The Time Tracker plugin for WordPress contains a security vulnerability (CVE-2025-9018) discovered and disclosed on September 11, 2025. The vulnerability affects all versions up to and including 3.1.0 of the Time Tracker plugin. This security issue stems from missing capability checks in two key functions: 'ttupdatetablefunction' and 'ttdeleterecordfunction' (NVD).

The vulnerability is classified as a Missing Authorization issue (CWE-862) with a CVSS v3.1 base score of 8.8 (HIGH). The vulnerability vector is CVSS:3.1/AV:N/AC:L/PR:L/UI:N/S:U/C:H/I:H/A:H, indicating network accessibility, low attack complexity, low privileges required, no user interaction needed, and high impact on confidentiality, integrity, and availability (Wordfence).

The vulnerability allows authenticated attackers with Subscriber-level access or higher to perform unauthorized modifications to the system.

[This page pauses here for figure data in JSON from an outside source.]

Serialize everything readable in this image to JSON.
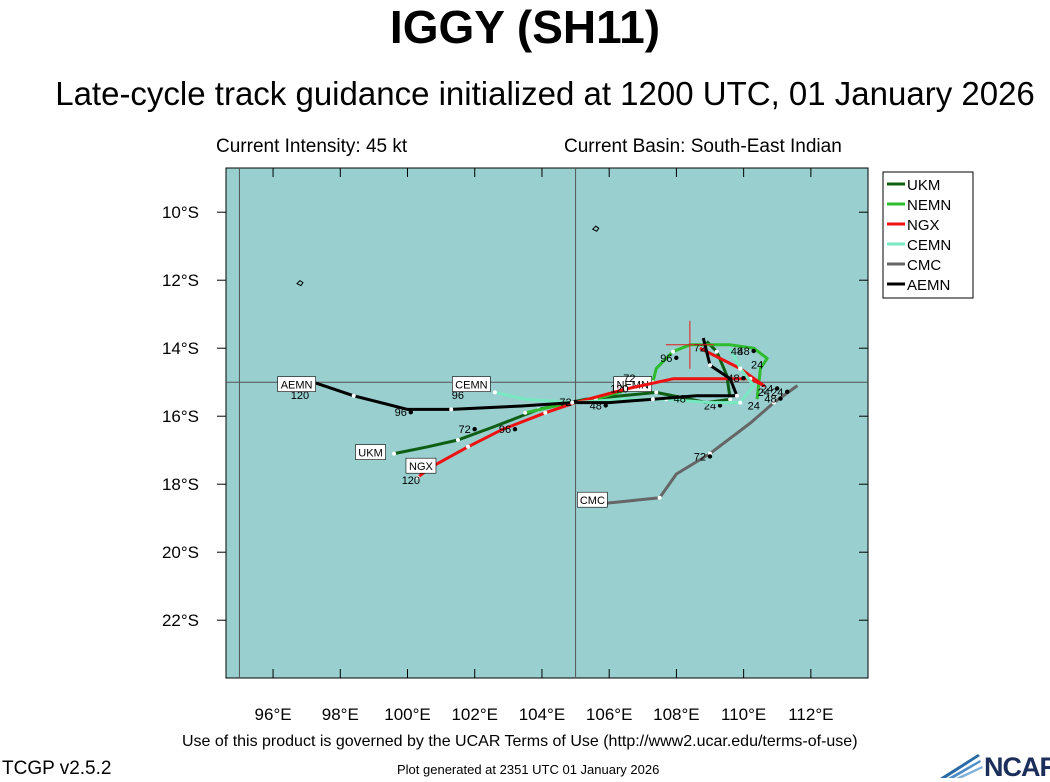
{
  "title": "IGGY (SH11)",
  "subtitle": "Late-cycle track guidance initialized at 1200 UTC, 01 January 2026",
  "current_intensity": "Current Intensity: 45 kt",
  "current_basin": "Current Basin: South-East Indian",
  "footer": {
    "terms": "Use of this product is governed by the UCAR Terms of Use (http://www2.ucar.edu/terms-of-use)",
    "version": "TCGP v2.5.2",
    "generated": "Plot generated at 2351 UTC   01 January 2026",
    "logo": "NCAR"
  },
  "colors": {
    "ocean": "#99cfcf",
    "grid": "#555555",
    "label_bg": "#ffffff"
  },
  "chart_data": {
    "type": "line",
    "title": "IGGY (SH11)",
    "xlim": [
      94.6,
      113.7
    ],
    "ylim": [
      -23.7,
      -8.7
    ],
    "x_ticks": [
      96,
      98,
      100,
      102,
      104,
      106,
      108,
      110,
      112
    ],
    "x_tick_labels": [
      "96°E",
      "98°E",
      "100°E",
      "102°E",
      "104°E",
      "106°E",
      "108°E",
      "110°E",
      "112°E"
    ],
    "y_ticks": [
      -10,
      -12,
      -14,
      -16,
      -18,
      -20,
      -22
    ],
    "y_tick_labels": [
      "10°S",
      "12°S",
      "14°S",
      "16°S",
      "18°S",
      "20°S",
      "22°S"
    ],
    "grid_lon": [
      95,
      105,
      115
    ],
    "grid_lat": [
      -5,
      -15,
      -25
    ],
    "legend_position": "top-right outside",
    "initial_position": {
      "lon": 108.4,
      "lat": -13.9
    },
    "series": [
      {
        "name": "UKM",
        "color": "#0e5e14",
        "points": [
          [
            108.9,
            -13.8
          ],
          [
            109.2,
            -14.1
          ],
          [
            109.5,
            -14.8
          ],
          [
            109.6,
            -15.5
          ],
          [
            108.9,
            -15.6
          ],
          [
            107.4,
            -15.3
          ],
          [
            105.3,
            -15.5
          ],
          [
            103.9,
            -15.8
          ],
          [
            102.6,
            -16.3
          ],
          [
            101.5,
            -16.7
          ],
          [
            100.6,
            -16.9
          ],
          [
            99.6,
            -17.1
          ]
        ],
        "labels": [
          {
            "text": "24",
            "lon": 109.0,
            "lat": -15.8
          },
          {
            "text": "72",
            "lon": 101.7,
            "lat": -16.5
          }
        ],
        "end_label": {
          "text": "UKM",
          "lon": 98.9,
          "lat": -17.1
        }
      },
      {
        "name": "NEMN",
        "color": "#2ebb2e",
        "points": [
          [
            108.4,
            -13.9
          ],
          [
            107.9,
            -14.1
          ],
          [
            107.4,
            -14.6
          ],
          [
            107.3,
            -15.0
          ],
          [
            106.6,
            -15.2
          ],
          [
            105.6,
            -15.5
          ],
          [
            104.4,
            -15.7
          ],
          [
            103.5,
            -15.9
          ]
        ],
        "labels": [
          {
            "text": "96",
            "lon": 107.7,
            "lat": -14.4
          }
        ],
        "end_label": {
          "text": "NEMN",
          "lon": 106.7,
          "lat": -15.1
        },
        "extra": [
          [
            108.4,
            -13.9
          ],
          [
            109.6,
            -13.9
          ],
          [
            110.3,
            -14.0
          ],
          [
            110.7,
            -14.3
          ],
          [
            110.5,
            -14.6
          ],
          [
            110.4,
            -15.5
          ]
        ]
      },
      {
        "name": "NGX",
        "color": "#ee1111",
        "points": [
          [
            108.7,
            -14.0
          ],
          [
            109.9,
            -14.6
          ],
          [
            110.6,
            -15.1
          ],
          [
            110.2,
            -14.9
          ],
          [
            107.9,
            -14.9
          ],
          [
            106.5,
            -15.2
          ],
          [
            105.0,
            -15.6
          ],
          [
            104.1,
            -15.9
          ],
          [
            102.8,
            -16.4
          ],
          [
            101.8,
            -16.9
          ],
          [
            100.7,
            -17.5
          ],
          [
            100.3,
            -17.8
          ]
        ],
        "labels": [
          {
            "text": "48",
            "lon": 105.6,
            "lat": -15.8
          },
          {
            "text": "96",
            "lon": 102.9,
            "lat": -16.5
          }
        ],
        "end_label": {
          "text": "NGX",
          "lon": 100.4,
          "lat": -17.5
        },
        "end_hour": {
          "text": "120",
          "lon": 100.1,
          "lat": -17.9
        }
      },
      {
        "name": "CEMN",
        "color": "#77e8c0",
        "points": [
          [
            109.6,
            -14.0
          ],
          [
            109.9,
            -14.6
          ],
          [
            110.3,
            -15.1
          ],
          [
            109.9,
            -15.6
          ],
          [
            109.0,
            -15.6
          ],
          [
            107.7,
            -15.5
          ],
          [
            106.4,
            -15.5
          ],
          [
            105.0,
            -15.6
          ],
          [
            103.5,
            -15.5
          ],
          [
            102.6,
            -15.3
          ]
        ],
        "labels": [
          {
            "text": "48",
            "lon": 110.0,
            "lat": -14.2
          },
          {
            "text": "72",
            "lon": 104.7,
            "lat": -15.7
          }
        ],
        "end_label": {
          "text": "CEMN",
          "lon": 101.9,
          "lat": -15.1
        },
        "end_hour": {
          "text": "96",
          "lon": 101.5,
          "lat": -15.4
        }
      },
      {
        "name": "CMC",
        "color": "#666666",
        "points": [
          [
            111.6,
            -15.1
          ],
          [
            110.9,
            -15.6
          ],
          [
            110.2,
            -16.2
          ],
          [
            109.0,
            -17.1
          ],
          [
            108.0,
            -17.7
          ],
          [
            107.5,
            -18.4
          ],
          [
            106.5,
            -18.5
          ],
          [
            105.5,
            -18.6
          ]
        ],
        "labels": [
          {
            "text": "24",
            "lon": 111.0,
            "lat": -15.4
          },
          {
            "text": "48",
            "lon": 110.8,
            "lat": -15.6
          },
          {
            "text": "72",
            "lon": 108.7,
            "lat": -17.3
          }
        ],
        "end_label": {
          "text": "CMC",
          "lon": 105.5,
          "lat": -18.5
        }
      },
      {
        "name": "AEMN",
        "color": "#000000",
        "points": [
          [
            108.8,
            -13.7
          ],
          [
            109.0,
            -14.5
          ],
          [
            109.6,
            -14.9
          ],
          [
            109.8,
            -15.4
          ],
          [
            108.6,
            -15.4
          ],
          [
            107.3,
            -15.5
          ],
          [
            106.0,
            -15.6
          ],
          [
            104.9,
            -15.6
          ],
          [
            103.4,
            -15.7
          ],
          [
            101.3,
            -15.8
          ],
          [
            100.0,
            -15.8
          ],
          [
            98.4,
            -15.4
          ],
          [
            97.2,
            -15.0
          ]
        ],
        "labels": [
          {
            "text": "24",
            "lon": 110.7,
            "lat": -15.3
          },
          {
            "text": "48",
            "lon": 109.7,
            "lat": -15.0
          },
          {
            "text": "96",
            "lon": 99.8,
            "lat": -16.0
          }
        ],
        "end_label": {
          "text": "AEMN",
          "lon": 96.7,
          "lat": -15.1
        },
        "end_hour": {
          "text": "120",
          "lon": 96.8,
          "lat": -15.4
        }
      }
    ],
    "hour_labels": [
      {
        "text": "72",
        "lon": 108.7,
        "lat": -14.1
      },
      {
        "text": "48",
        "lon": 109.8,
        "lat": -14.2
      },
      {
        "text": "24",
        "lon": 110.4,
        "lat": -14.6
      },
      {
        "text": "48",
        "lon": 108.1,
        "lat": -15.6
      },
      {
        "text": "24",
        "lon": 110.3,
        "lat": -15.8
      },
      {
        "text": "24",
        "lon": 110.6,
        "lat": -15.4
      },
      {
        "text": "120",
        "lon": 106.3,
        "lat": -15.3
      },
      {
        "text": "72",
        "lon": 106.6,
        "lat": -15.0
      }
    ],
    "islands": [
      {
        "name": "christmas-island",
        "lon": 105.6,
        "lat": -10.5
      },
      {
        "name": "cocos-islands",
        "lon": 96.8,
        "lat": -12.1
      }
    ]
  }
}
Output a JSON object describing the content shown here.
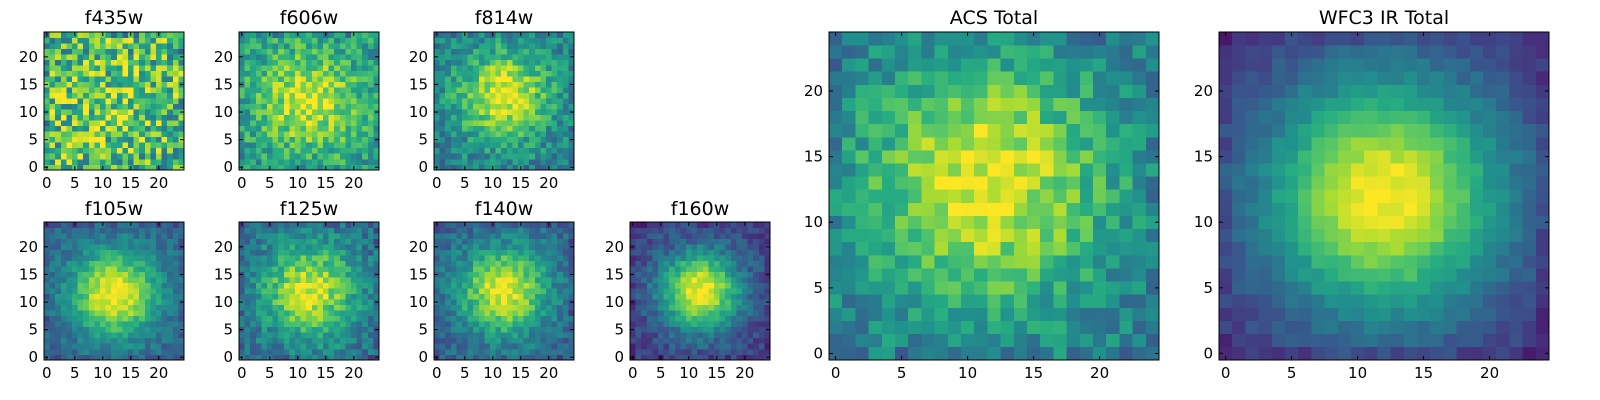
{
  "chart_data": [
    {
      "type": "heatmap",
      "title": "f435w",
      "xticks": [
        "0",
        "5",
        "10",
        "15",
        "20"
      ],
      "yticks": [
        "0",
        "5",
        "10",
        "15",
        "20"
      ],
      "xlim": [
        -0.5,
        24.5
      ],
      "ylim": [
        -0.5,
        24.5
      ],
      "grid": false,
      "colormap": "viridis",
      "blob": {
        "cx": 12,
        "cy": 11,
        "spread": 9,
        "peak": 0.78,
        "floor": 0.62,
        "noise": 0.32
      }
    },
    {
      "type": "heatmap",
      "title": "f606w",
      "xticks": [
        "0",
        "5",
        "10",
        "15",
        "20"
      ],
      "yticks": [
        "0",
        "5",
        "10",
        "15",
        "20"
      ],
      "xlim": [
        -0.5,
        24.5
      ],
      "ylim": [
        -0.5,
        24.5
      ],
      "grid": false,
      "colormap": "viridis",
      "blob": {
        "cx": 12,
        "cy": 12,
        "spread": 6,
        "peak": 0.95,
        "floor": 0.55,
        "noise": 0.18
      }
    },
    {
      "type": "heatmap",
      "title": "f814w",
      "xticks": [
        "0",
        "5",
        "10",
        "15",
        "20"
      ],
      "yticks": [
        "0",
        "5",
        "10",
        "15",
        "20"
      ],
      "xlim": [
        -0.5,
        24.5
      ],
      "ylim": [
        -0.5,
        24.5
      ],
      "grid": false,
      "colormap": "viridis",
      "blob": {
        "cx": 12,
        "cy": 13,
        "spread": 5.5,
        "peak": 0.98,
        "floor": 0.45,
        "noise": 0.16
      }
    },
    {
      "type": "heatmap",
      "title": "f105w",
      "xticks": [
        "0",
        "5",
        "10",
        "15",
        "20"
      ],
      "yticks": [
        "0",
        "5",
        "10",
        "15",
        "20"
      ],
      "xlim": [
        -0.5,
        24.5
      ],
      "ylim": [
        -0.5,
        24.5
      ],
      "grid": false,
      "colormap": "viridis",
      "blob": {
        "cx": 12,
        "cy": 11.5,
        "spread": 5.5,
        "peak": 1.0,
        "floor": 0.32,
        "noise": 0.1
      }
    },
    {
      "type": "heatmap",
      "title": "f125w",
      "xticks": [
        "0",
        "5",
        "10",
        "15",
        "20"
      ],
      "yticks": [
        "0",
        "5",
        "10",
        "15",
        "20"
      ],
      "xlim": [
        -0.5,
        24.5
      ],
      "ylim": [
        -0.5,
        24.5
      ],
      "grid": false,
      "colormap": "viridis",
      "blob": {
        "cx": 12,
        "cy": 12,
        "spread": 6,
        "peak": 0.95,
        "floor": 0.35,
        "noise": 0.14
      }
    },
    {
      "type": "heatmap",
      "title": "f140w",
      "xticks": [
        "0",
        "5",
        "10",
        "15",
        "20"
      ],
      "yticks": [
        "0",
        "5",
        "10",
        "15",
        "20"
      ],
      "xlim": [
        -0.5,
        24.5
      ],
      "ylim": [
        -0.5,
        24.5
      ],
      "grid": false,
      "colormap": "viridis",
      "blob": {
        "cx": 12,
        "cy": 12,
        "spread": 5.5,
        "peak": 0.98,
        "floor": 0.32,
        "noise": 0.12
      }
    },
    {
      "type": "heatmap",
      "title": "f160w",
      "xticks": [
        "0",
        "5",
        "10",
        "15",
        "20"
      ],
      "yticks": [
        "0",
        "5",
        "10",
        "15",
        "20"
      ],
      "xlim": [
        -0.5,
        24.5
      ],
      "ylim": [
        -0.5,
        24.5
      ],
      "grid": false,
      "colormap": "viridis",
      "blob": {
        "cx": 12,
        "cy": 12,
        "spread": 5,
        "peak": 1.0,
        "floor": 0.2,
        "noise": 0.1
      }
    },
    {
      "type": "heatmap",
      "title": "ACS Total",
      "xticks": [
        "0",
        "5",
        "10",
        "15",
        "20"
      ],
      "yticks": [
        "0",
        "5",
        "10",
        "15",
        "20"
      ],
      "xlim": [
        -0.5,
        24.5
      ],
      "ylim": [
        -0.5,
        24.5
      ],
      "grid": false,
      "colormap": "viridis",
      "blob": {
        "cx": 11.5,
        "cy": 13,
        "spread": 6.5,
        "peak": 0.97,
        "floor": 0.42,
        "noise": 0.14
      }
    },
    {
      "type": "heatmap",
      "title": "WFC3 IR Total",
      "xticks": [
        "0",
        "5",
        "10",
        "15",
        "20"
      ],
      "yticks": [
        "0",
        "5",
        "10",
        "15",
        "20"
      ],
      "xlim": [
        -0.5,
        24.5
      ],
      "ylim": [
        -0.5,
        24.5
      ],
      "grid": false,
      "colormap": "viridis",
      "blob": {
        "cx": 12,
        "cy": 12,
        "spread": 6.5,
        "peak": 1.0,
        "floor": 0.15,
        "noise": 0.05
      }
    }
  ]
}
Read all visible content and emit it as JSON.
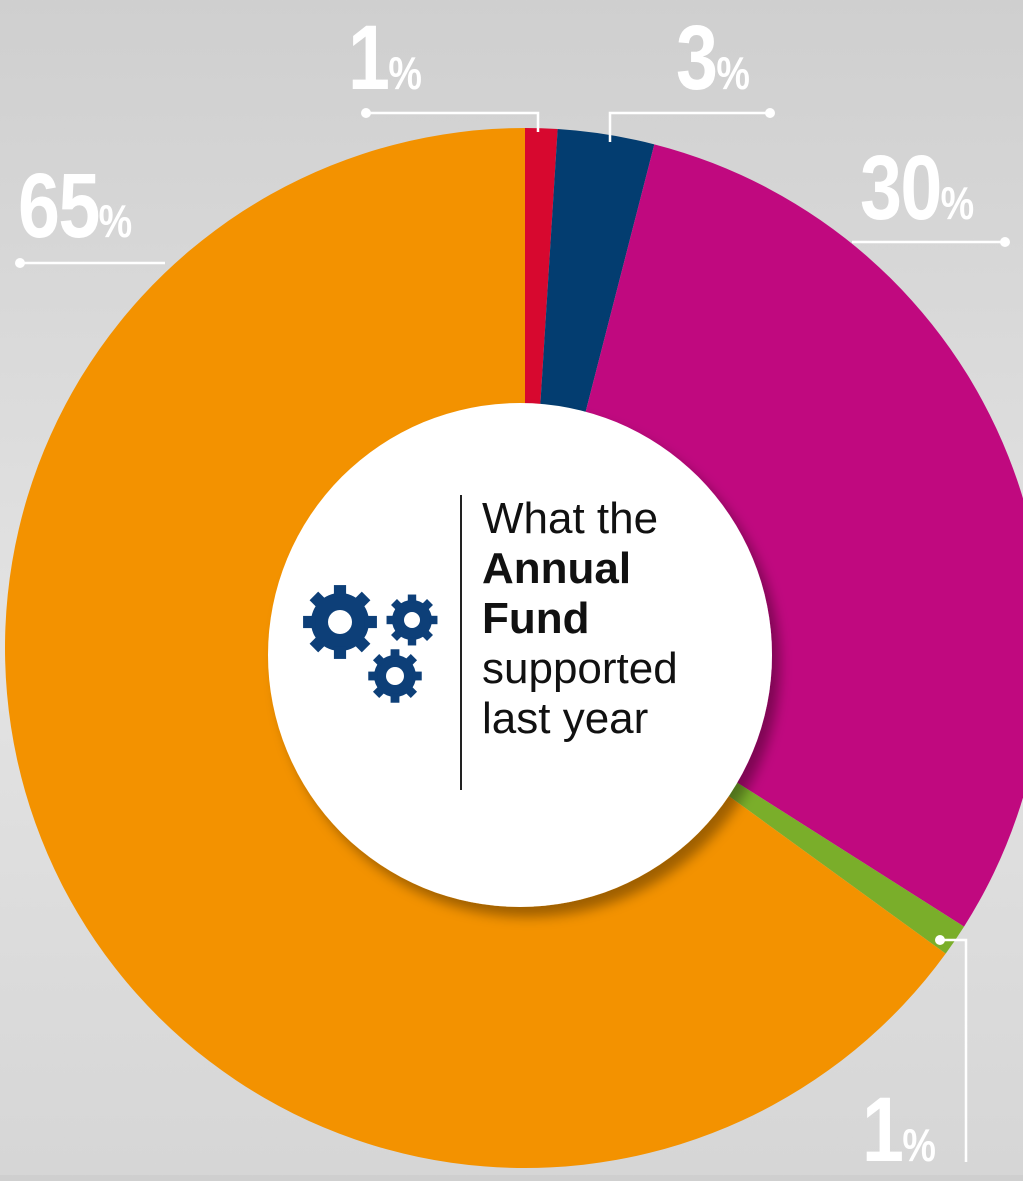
{
  "chart_data": {
    "type": "pie",
    "title": "What the Annual Fund supported last year",
    "title_parts": {
      "line1": "What the",
      "line2": "Annual",
      "line3": "Fund",
      "line4": "supported",
      "line5": "last year"
    },
    "slices": [
      {
        "value": 1,
        "label": "1",
        "unit": "%",
        "color": "#d7082f"
      },
      {
        "value": 3,
        "label": "3",
        "unit": "%",
        "color": "#033d70"
      },
      {
        "value": 30,
        "label": "30",
        "unit": "%",
        "color": "#c0097f"
      },
      {
        "value": 1,
        "label": "1",
        "unit": "%",
        "color": "#7aae2a"
      },
      {
        "value": 65,
        "label": "65",
        "unit": "%",
        "color": "#f39200"
      }
    ],
    "legend": "none",
    "icon": "gears-icon",
    "icon_color": "#0d3f78"
  }
}
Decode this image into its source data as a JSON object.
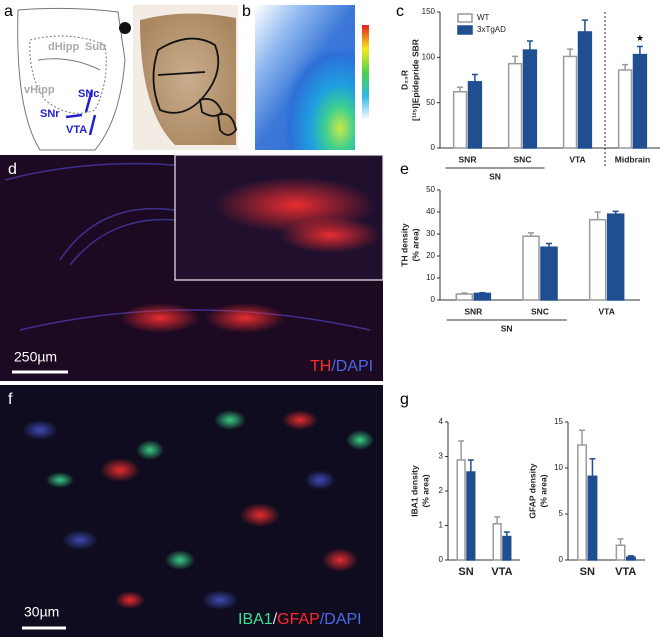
{
  "figure": {
    "panel_labels": [
      "a",
      "b",
      "c",
      "d",
      "e",
      "f",
      "g"
    ],
    "atlas_labels": [
      "dHipp",
      "Sub",
      "vHipp",
      "SNc",
      "SNr",
      "VTA"
    ],
    "scale_bars": [
      "250µm",
      "30µm"
    ],
    "stain_d": [
      "TH",
      "/DAPI"
    ],
    "stain_f": [
      "IBA1",
      "/",
      "GFAP",
      "/DAPI"
    ]
  },
  "chart_data": [
    {
      "type": "bar",
      "categories": [
        "SNR",
        "SNC",
        "VTA",
        "Midbrain"
      ],
      "ylabel": [
        "D₂₃R",
        "[¹²⁵I]Epidepride SBR"
      ],
      "series": [
        {
          "name": "WT",
          "color": "#ffffff",
          "edgecolor": "#9a9a9a",
          "values": [
            62,
            93,
            101,
            86
          ],
          "errors": [
            5,
            8,
            8,
            6
          ]
        },
        {
          "name": "3xTgAD",
          "color": "#1f4e91",
          "edgecolor": "#1f4e91",
          "values": [
            73,
            108,
            128,
            103
          ],
          "errors": [
            8,
            10,
            13,
            9
          ]
        }
      ],
      "ylim": [
        0,
        150
      ],
      "yticks": [
        0,
        50,
        100,
        150
      ],
      "legend": true,
      "dashed_separator": true,
      "group_label": "SN",
      "significance": "★"
    },
    {
      "type": "bar",
      "categories": [
        "SNR",
        "SNC",
        "VTA"
      ],
      "ylabel": [
        "TH density",
        "(% area)"
      ],
      "series": [
        {
          "color": "#ffffff",
          "edgecolor": "#9a9a9a",
          "values": [
            2.7,
            29,
            36.5
          ],
          "errors": [
            0.5,
            1.5,
            3.5
          ]
        },
        {
          "color": "#1f4e91",
          "edgecolor": "#1f4e91",
          "values": [
            3,
            24,
            39
          ],
          "errors": [
            0.3,
            1.7,
            1.3
          ]
        }
      ],
      "ylim": [
        0,
        50
      ],
      "yticks": [
        0,
        10,
        20,
        30,
        40,
        50
      ],
      "group_label": "SN"
    },
    {
      "type": "bar",
      "categories": [
        "SN",
        "VTA"
      ],
      "ylabel": [
        "IBA1 density",
        "(% area)"
      ],
      "series": [
        {
          "color": "#ffffff",
          "edgecolor": "#9a9a9a",
          "values": [
            2.9,
            1.05
          ],
          "errors": [
            0.55,
            0.2
          ]
        },
        {
          "color": "#1f4e91",
          "edgecolor": "#1f4e91",
          "values": [
            2.55,
            0.68
          ],
          "errors": [
            0.35,
            0.13
          ]
        }
      ],
      "ylim": [
        0,
        4
      ],
      "yticks": [
        0,
        1,
        2,
        3,
        4
      ]
    },
    {
      "type": "bar",
      "categories": [
        "SN",
        "VTA"
      ],
      "ylabel": [
        "GFAP density",
        "(% area)"
      ],
      "series": [
        {
          "color": "#ffffff",
          "edgecolor": "#9a9a9a",
          "values": [
            12.5,
            1.6
          ],
          "errors": [
            1.6,
            0.7
          ]
        },
        {
          "color": "#1f4e91",
          "edgecolor": "#1f4e91",
          "values": [
            9.1,
            0.3
          ],
          "errors": [
            1.9,
            0.15
          ]
        }
      ],
      "ylim": [
        0,
        15
      ],
      "yticks": [
        0,
        5,
        10,
        15
      ]
    }
  ]
}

Specifically, attackers can update critical options such as user registration settings and default roles, potentially enabling anyone to register as an Administrator. Additionally, the vulnerability permits the deletion of limited data from the database (NVD).

Users should update the Time Tracker plugin to a version newer than 3.1.0 when available. The vulnerability has been addressed in the WordPress plugin repository through a code change (WordPress Plugin).